La dernière attaque du Ransomware «WannaCry» a remis en cause le mode de gestion et de gouvernance de la sécurité des systèmes d’information au sein des entreprises sur plusieurs niveaux. Les nouvelles attaques visent désormais l’information qui est «l’or noir des entreprises». Parmi les objectifs des cyber-attaques se trouvent le vol, la destruction ou encore l’altération des données sensibles ; rendre les systèmes et applications indisponibles ; les fraudes ; la prise de contrôle d’un système de contrôle industriel «SCADA» ; la prise de contrôle d’un système vulnérable pour l’utiliser comme source d’attaque vers d’autres cibles…Le bon côté des choses, c’est que cela permettra aux chefs d’entreprises de gérer sérieusement le volet cyber-sécurité au sein de leurs organismes.

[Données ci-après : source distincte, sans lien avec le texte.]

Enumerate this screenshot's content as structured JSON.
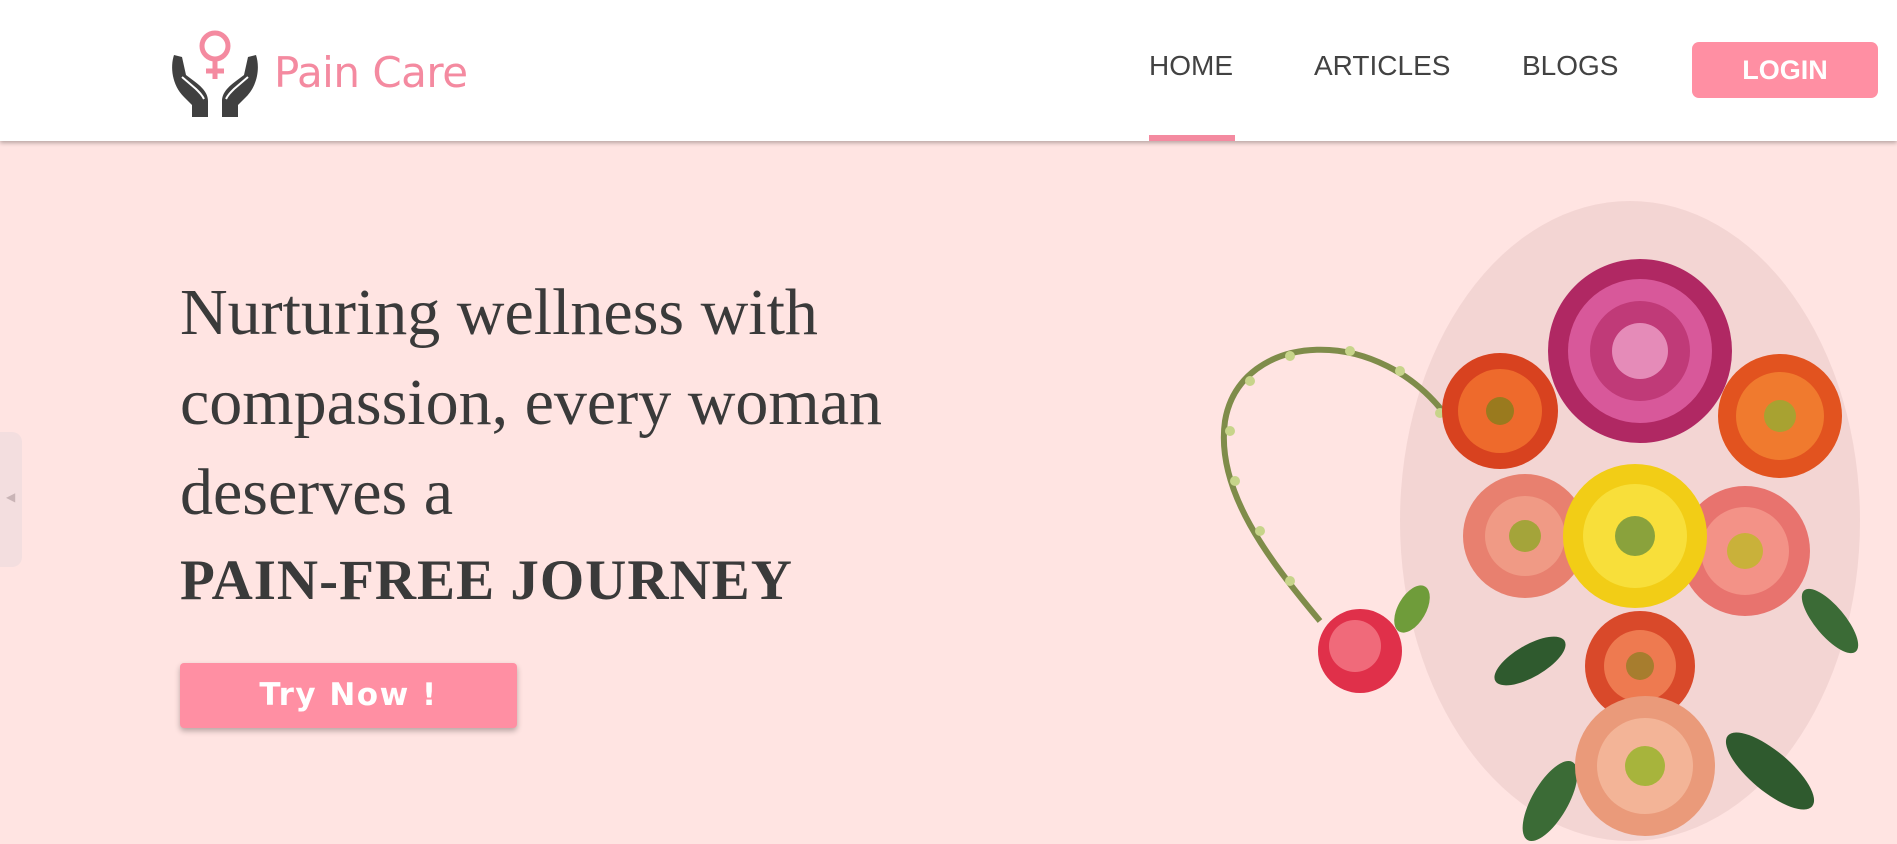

Quel type d’OS est le plus «sûr» actuellement ?
Il n’y a pas d’OS (systèmes d’exploitation) ou d’antivirus «sûr» si on n’adopte pas une bonne hygiène informatique, c’est-à-dire une utilisation saine d’un ordinateur, une bonne gestion de données personnelles/professionnelles et une navigation internet sécurisée. Il ne faut pas oublier que les cyber- pirates ont aussi des laboratoires de recherches pour trouver les failles des systèmes les plus sécurisés.
Comment réagit habituellement une entreprise face à un incident ?

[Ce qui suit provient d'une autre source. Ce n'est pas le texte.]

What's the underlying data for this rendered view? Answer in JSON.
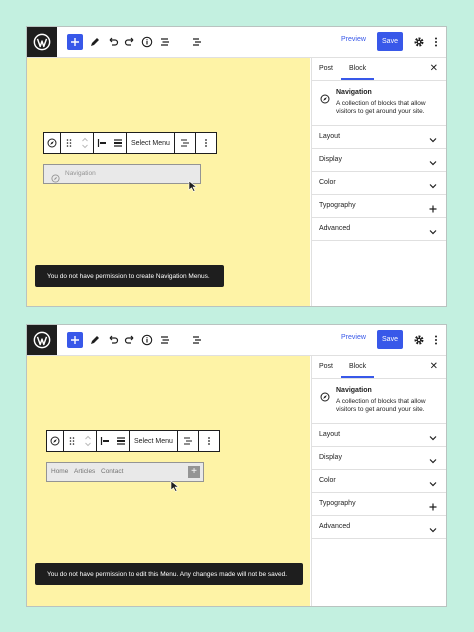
{
  "screens": [
    {
      "toolbar": {
        "preview_label": "Preview",
        "save_label": "Save"
      },
      "sidebar": {
        "tabs": [
          {
            "label": "Post"
          },
          {
            "label": "Block"
          }
        ],
        "active_tab": "Block",
        "block_title": "Navigation",
        "block_desc": "A collection of blocks that allow visitors to get around your site.",
        "panels": [
          {
            "label": "Layout",
            "icon": "chevron-down-icon"
          },
          {
            "label": "Display",
            "icon": "chevron-down-icon"
          },
          {
            "label": "Color",
            "icon": "chevron-down-icon"
          },
          {
            "label": "Typography",
            "icon": "plus-icon"
          },
          {
            "label": "Advanced",
            "icon": "chevron-down-icon"
          }
        ]
      },
      "block_toolbar": {
        "select_menu_label": "Select Menu"
      },
      "navigation_placeholder": "Navigation",
      "notice": "You do not have permission to create Navigation Menus."
    },
    {
      "toolbar": {
        "preview_label": "Preview",
        "save_label": "Save"
      },
      "sidebar": {
        "tabs": [
          {
            "label": "Post"
          },
          {
            "label": "Block"
          }
        ],
        "active_tab": "Block",
        "block_title": "Navigation",
        "block_desc": "A collection of blocks that allow visitors to get around your site.",
        "panels": [
          {
            "label": "Layout",
            "icon": "chevron-down-icon"
          },
          {
            "label": "Display",
            "icon": "chevron-down-icon"
          },
          {
            "label": "Color",
            "icon": "chevron-down-icon"
          },
          {
            "label": "Typography",
            "icon": "plus-icon"
          },
          {
            "label": "Advanced",
            "icon": "chevron-down-icon"
          }
        ]
      },
      "block_toolbar": {
        "select_menu_label": "Select Menu"
      },
      "navigation_items": [
        "Home",
        "Articles",
        "Contact"
      ],
      "notice": "You do not have permission to edit this Menu. Any changes made will not be saved."
    }
  ],
  "colors": {
    "accent": "#3858e9",
    "canvas": "#fef3a6",
    "background": "#c3f0e0",
    "notice_bg": "#1e1e1e"
  }
}
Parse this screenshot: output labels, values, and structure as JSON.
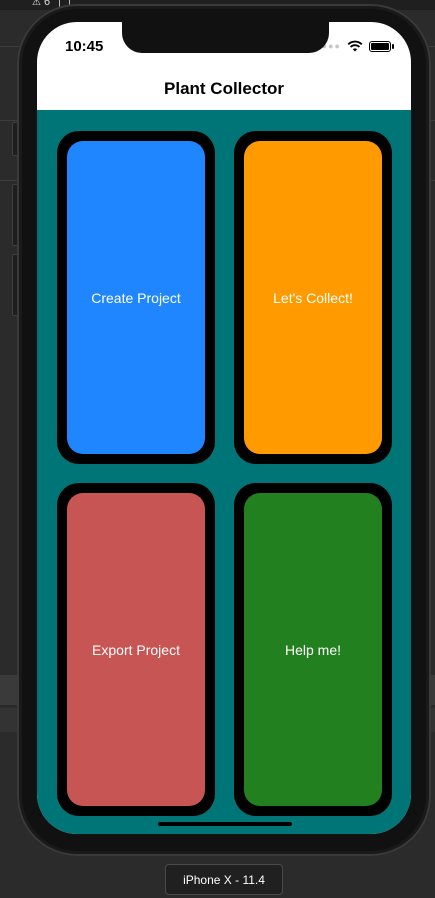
{
  "editor": {
    "warning_count": "6"
  },
  "status_bar": {
    "time": "10:45"
  },
  "nav": {
    "title": "Plant Collector"
  },
  "tiles": [
    {
      "label": "Create Project",
      "color": "#1f86ff"
    },
    {
      "label": "Let's Collect!",
      "color": "#ff9a00"
    },
    {
      "label": "Export Project",
      "color": "#c75554"
    },
    {
      "label": "Help me!",
      "color": "#23801f"
    }
  ],
  "theme": {
    "content_background": "#007578",
    "tile_border": "#000000"
  },
  "device_label": "iPhone X - 11.4"
}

Certaines entreprises marocaines n’ont pas un processus complet de gestion des incidents de cyber-sécurité et ne savent pas communiquer sur ce type de problématique (type d’incident, coût engendré, solution mise en place..). Parfois, ces incidents de sécurité sont gérés puis scellés au sein des entités techniques. Le risk manager doit être également alerté par les incidents majeurs pour qu’il puisse réagir en conséquence, mais surtout pour qu’il puisse quantifier les pertes subies, intégrer l’anomalie dans sa cartographie des risques et suivre la mise en place des mesures détectives, préventives ou correctives.
Quelles sont les cyber-attaques les plus répandues actuellement ?

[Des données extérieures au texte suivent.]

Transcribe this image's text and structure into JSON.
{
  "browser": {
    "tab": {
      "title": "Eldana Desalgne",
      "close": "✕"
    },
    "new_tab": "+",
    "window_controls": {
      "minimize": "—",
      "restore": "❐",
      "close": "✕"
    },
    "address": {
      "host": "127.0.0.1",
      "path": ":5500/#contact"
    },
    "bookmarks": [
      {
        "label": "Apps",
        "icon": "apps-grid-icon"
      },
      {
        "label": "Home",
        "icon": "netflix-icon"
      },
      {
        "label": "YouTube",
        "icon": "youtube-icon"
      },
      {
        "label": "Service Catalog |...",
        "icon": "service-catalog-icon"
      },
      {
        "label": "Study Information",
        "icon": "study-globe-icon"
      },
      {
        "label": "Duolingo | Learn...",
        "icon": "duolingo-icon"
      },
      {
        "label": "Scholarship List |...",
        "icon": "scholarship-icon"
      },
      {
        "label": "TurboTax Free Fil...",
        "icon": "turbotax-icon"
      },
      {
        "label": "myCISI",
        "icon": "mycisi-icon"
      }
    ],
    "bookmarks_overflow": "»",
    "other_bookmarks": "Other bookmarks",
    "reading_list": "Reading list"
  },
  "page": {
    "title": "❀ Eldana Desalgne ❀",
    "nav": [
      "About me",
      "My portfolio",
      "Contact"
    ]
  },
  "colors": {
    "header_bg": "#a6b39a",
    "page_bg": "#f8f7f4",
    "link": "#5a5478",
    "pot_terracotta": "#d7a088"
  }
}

Parmi les cyber-attaques les plus répandues, on trouve les ransomwares ; les APT «Advanced Persistant Threat» (un fichier malveillant : une fois injecté dans le système, le cyber pirate prend le contrôle de la machine à distance pour effectuer des opérations malveillantes) ; les attaques DOS «Denial of Service» (qui font crasher des systèmes) ; les attaques DDOS «Distributed Denial of Service» (qui contrôle un réseau de machines infectées «PC Zombie» pour attaquer des cibles particulières)…On trouve également des cyber-attaques qui exploitent l’absence des moyens de contrôle dans les procédures et processus métiers comme la fraude au président (qui consiste à obtenir un virement vers un compte à l’étranger, sur ordre supposé d’un dirigeant ou d’un fournisseur, derrière lequel se cache en réalité un internaute malveillant) ; les opérations frauduleuses dues au manque de maîtrise des habilitations d’accès aux systèmes et applications. Un autre type de cyber-attaque consiste à utiliser les techniques d’ingénierie sociale comme le «Phishing» ou hameçonnage.
Quel recours juridique dans ces cas là ? Que dit la loi ?
Les lois les plus connues sont la loi 09-08 qui oblige les responsables du traitement d’assurer la confidentialité et la sécurité des données personnelles ainsi que le respect de la finalité des données collectées…, la loi 53-05 relative à l’échange électronique des données juridiques et la loi 07-03 complétant le Code pénal en ce qui concerne les infractions relatives aux systèmes de traitement automatisé des données (accès non autorisé ou frauduleux à un système d’information).